This collection served as a wide-eyed glimpse at all the shake-ups the Illinois-born designer brought to the timeless French Maison. Imbued across the pieces was a myriad of influences that all sparked joy upon Abloh’s life. References to art, cartoons, and even the NBA were all evident amongst the succession of models clad in crisp tailoring and varsity jackets. Louis Vuitton signatures such as the Keepall duffel bag also had their Abloh touch.

However, the clothing played a minor role in the day’s theatric performance. What manifested on stage in front of a teary-eyed crowd were the wondrous inner workings of a mind in a dreamlike state. Like Abloh’s LV shows have proven time and time again, they are a runway show like no other. As an orchestra performed an angelic soundtrack composed by rapper Tyler, the Creator, a group of dancers jumped up and around in what has been called, the “Louis Dreamhouse”. The combination of the music, the dance, the artistic references, and the audience, the show’s entirety symbolically reflected the uniting of all of the worlds Abloh consistently fought to bring together.
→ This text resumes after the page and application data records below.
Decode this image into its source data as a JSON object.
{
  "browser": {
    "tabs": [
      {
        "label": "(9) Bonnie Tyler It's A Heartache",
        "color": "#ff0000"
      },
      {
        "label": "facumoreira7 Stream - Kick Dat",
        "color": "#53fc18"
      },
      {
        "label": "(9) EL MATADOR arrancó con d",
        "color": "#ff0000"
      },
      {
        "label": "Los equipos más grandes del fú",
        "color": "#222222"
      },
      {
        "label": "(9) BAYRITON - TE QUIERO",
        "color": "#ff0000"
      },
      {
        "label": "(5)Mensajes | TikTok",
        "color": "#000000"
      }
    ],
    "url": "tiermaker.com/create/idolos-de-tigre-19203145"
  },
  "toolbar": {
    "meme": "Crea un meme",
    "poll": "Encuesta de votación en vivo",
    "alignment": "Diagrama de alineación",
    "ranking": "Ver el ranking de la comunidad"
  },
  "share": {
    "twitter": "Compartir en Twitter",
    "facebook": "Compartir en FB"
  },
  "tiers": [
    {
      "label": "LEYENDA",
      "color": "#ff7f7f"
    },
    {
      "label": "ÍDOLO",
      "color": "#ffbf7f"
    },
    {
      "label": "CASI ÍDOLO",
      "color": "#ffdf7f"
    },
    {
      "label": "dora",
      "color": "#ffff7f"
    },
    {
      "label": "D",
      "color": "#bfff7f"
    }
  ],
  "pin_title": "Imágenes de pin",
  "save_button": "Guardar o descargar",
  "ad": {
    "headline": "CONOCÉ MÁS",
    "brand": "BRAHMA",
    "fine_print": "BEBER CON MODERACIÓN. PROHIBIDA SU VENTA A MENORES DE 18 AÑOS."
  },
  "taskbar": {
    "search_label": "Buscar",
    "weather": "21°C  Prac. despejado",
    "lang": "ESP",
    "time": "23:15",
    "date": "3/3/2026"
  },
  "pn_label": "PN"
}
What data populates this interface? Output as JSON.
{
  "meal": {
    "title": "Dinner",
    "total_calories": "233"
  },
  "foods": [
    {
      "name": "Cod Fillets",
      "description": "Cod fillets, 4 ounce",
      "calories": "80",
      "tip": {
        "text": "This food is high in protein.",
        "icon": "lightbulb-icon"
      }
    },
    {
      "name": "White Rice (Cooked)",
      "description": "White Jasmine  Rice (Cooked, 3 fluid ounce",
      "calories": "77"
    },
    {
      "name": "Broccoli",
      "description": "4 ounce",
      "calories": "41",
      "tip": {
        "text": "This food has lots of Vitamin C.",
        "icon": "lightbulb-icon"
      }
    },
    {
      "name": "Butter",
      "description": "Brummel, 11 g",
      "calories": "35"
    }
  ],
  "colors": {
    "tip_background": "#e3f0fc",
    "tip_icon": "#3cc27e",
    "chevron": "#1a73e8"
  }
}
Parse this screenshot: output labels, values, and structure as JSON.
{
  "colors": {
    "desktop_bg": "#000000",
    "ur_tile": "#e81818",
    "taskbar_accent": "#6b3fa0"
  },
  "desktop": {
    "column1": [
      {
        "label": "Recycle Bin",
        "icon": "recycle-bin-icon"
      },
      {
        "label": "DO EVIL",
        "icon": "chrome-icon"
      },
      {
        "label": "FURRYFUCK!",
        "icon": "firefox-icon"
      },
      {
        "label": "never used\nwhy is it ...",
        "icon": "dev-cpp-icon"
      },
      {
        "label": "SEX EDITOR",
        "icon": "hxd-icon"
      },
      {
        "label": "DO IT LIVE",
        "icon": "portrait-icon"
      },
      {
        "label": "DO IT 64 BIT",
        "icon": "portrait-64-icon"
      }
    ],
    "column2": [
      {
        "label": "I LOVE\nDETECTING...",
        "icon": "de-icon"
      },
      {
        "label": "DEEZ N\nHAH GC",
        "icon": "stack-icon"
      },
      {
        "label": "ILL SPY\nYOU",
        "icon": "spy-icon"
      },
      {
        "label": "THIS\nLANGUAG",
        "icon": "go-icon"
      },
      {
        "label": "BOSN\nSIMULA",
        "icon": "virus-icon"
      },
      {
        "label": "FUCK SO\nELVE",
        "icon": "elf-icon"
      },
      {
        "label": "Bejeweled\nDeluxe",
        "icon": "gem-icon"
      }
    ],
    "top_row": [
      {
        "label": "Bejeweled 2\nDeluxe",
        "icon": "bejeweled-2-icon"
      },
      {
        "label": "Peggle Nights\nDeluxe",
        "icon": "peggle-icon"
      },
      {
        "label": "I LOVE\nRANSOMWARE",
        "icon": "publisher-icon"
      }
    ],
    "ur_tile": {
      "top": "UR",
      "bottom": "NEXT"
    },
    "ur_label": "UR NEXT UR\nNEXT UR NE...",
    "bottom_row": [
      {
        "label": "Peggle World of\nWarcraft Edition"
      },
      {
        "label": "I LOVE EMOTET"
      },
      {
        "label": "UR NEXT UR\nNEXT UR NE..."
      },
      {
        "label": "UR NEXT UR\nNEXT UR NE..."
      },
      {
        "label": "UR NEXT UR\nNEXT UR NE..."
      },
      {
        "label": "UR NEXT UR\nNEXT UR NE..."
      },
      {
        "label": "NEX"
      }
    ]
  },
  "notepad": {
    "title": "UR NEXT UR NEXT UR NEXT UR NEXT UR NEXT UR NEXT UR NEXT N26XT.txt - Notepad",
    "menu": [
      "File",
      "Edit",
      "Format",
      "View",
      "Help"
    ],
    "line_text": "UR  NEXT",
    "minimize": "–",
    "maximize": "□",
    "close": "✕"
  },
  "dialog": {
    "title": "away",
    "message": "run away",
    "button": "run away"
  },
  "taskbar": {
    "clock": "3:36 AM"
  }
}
But from the colourful creations to the playful choreography, it was clear that there was one distinct message that sung a little louder: you’re never too old to dream. Virgil Abloh’s dream became his life and then his life became a fairytale.

Y-Project

It’s been nine years since Glenn Martens graced his way into Y/Project and his latest unraveling was a beautiful summary of all the notes he’s been sewing. Taking place in a vast and impersonal warehouse space, models paraded down in all the codes that Martens has firmly established.

Asymmetry and scrunched-up silhouettes that have become akin to the brand were omnipresent across the 62 looks. Playful shapes, wavy coats, and deconstructed denim reinforced that ‘conventional’ does not have a place in the Y/Project lexicon. The brand’s strengths lie in its ability to take a familiar article of clothing and subvert it with contemporary renewal. Classic winter staples like the shearling jacket and the duvet puffer were given their own Glenn Martens twist (literally). Looks were then beautifully married to brightly-hued accessories (think pearl, fuchsia, lavender) and tabi-pointed shoes. Iconic 90s Gaultier prints were also reinterpreted in a Y/Project manner. This proved a clever segway to the designer’s Haute Couture Collection debut for Jean Paul Gaultier a few days after. Our favourite pieces? The green twisted handbag and the wonky shearling scarves. Vibrant, oversized and exaggerated. It seems like Martens’ aesthetic gambles are paying off and it’s safe to say we approve.